9. Se Marx tivesse tempo para desenvolver esta ideia, poderia ter chegado a outra conclusão importante: ao transferir energia da natureza (calor do sol, água, ar, fertilidade do solo etc.) para o produto, o processo produtivo, do ponto de vista puramente físico, altera a qualidade e a quantidade do estoque dessa energia. O economista Nicholas Georgescu-Roegen (6) afirma que, “através do processo econômico, o homem transforma energia disponível ou livre, sobre a qual tem domínio quase completo, em energia não disponível ou ligada, que praticamente não pode utilizar. E esse processo é irreversível”. Existe, portanto, o uso da energia livre da natureza. O que ocorre é que o próprio uso da energia disponível afeta sua disponibilidade, e a manutenção do seu potencial de uso exige trabalho humano.

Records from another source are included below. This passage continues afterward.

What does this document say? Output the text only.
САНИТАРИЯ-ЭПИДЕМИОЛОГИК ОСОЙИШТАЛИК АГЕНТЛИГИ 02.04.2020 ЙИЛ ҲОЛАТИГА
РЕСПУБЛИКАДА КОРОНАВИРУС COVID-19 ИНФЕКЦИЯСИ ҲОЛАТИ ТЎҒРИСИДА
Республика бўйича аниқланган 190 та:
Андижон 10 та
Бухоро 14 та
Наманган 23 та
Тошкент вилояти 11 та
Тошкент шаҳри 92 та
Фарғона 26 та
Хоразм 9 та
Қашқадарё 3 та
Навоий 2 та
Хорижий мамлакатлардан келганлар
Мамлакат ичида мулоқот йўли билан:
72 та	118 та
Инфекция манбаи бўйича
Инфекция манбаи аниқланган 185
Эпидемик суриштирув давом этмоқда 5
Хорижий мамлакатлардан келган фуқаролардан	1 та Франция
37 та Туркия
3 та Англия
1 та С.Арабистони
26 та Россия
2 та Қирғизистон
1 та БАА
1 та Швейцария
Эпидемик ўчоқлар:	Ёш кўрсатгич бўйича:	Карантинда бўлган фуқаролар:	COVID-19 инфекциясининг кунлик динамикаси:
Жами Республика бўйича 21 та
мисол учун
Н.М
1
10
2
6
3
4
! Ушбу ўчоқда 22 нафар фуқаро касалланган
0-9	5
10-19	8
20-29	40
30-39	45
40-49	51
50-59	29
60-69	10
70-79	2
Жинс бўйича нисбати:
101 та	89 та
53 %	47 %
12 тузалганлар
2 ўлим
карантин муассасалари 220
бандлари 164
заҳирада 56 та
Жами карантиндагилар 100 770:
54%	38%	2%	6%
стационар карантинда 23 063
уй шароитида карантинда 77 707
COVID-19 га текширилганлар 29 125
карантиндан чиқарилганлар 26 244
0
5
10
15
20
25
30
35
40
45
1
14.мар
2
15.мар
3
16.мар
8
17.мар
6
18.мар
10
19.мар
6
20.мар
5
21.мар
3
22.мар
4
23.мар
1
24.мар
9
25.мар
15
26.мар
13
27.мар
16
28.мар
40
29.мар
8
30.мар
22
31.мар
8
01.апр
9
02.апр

10. É interessante observar que as ideias do jovem Marx sobre a ciência aproximavam-se dos estudos de outro cientista alemão, Ernest Haeckel, um naturalista entusiasmado com a teoria evolucionista. Em 1869, Haeckel apresentou ao mundo o conceito de ecologia, assentado sobre a interdependência entre os seres vivos circunscritos em um habitat ou na biosfera. Pela primeira vez, as ciências exatas e biológicas são avocadas simultaneamente para produzir um novo conceito. Se a definição de Haeckel, na época, tivesse vencido a forte resistência dessas próprias ciências a incluir o homem nesse mundo inter-relacionado, o avanço em direção a um modelo menos predatório teria ocorrido simultaneamente ao modelo predatório. Poderia ter funcionado como um freio ou uma profecia.
11. O que ocorreu, porém, é que a rígida divisão entre as ciências “humanas” e “biológicas” continuou, apesar do conceito de Haeckel. Edgar Morin afirma que a divisão entre biologismo — uma concepção de vida fechada e centrada no organismo, e o antropologismo — que vê o homem de modo insular, foi rigidamente mantida até os anos 50 desse nosso século XX, com todos os prejuízos que isso acarretou.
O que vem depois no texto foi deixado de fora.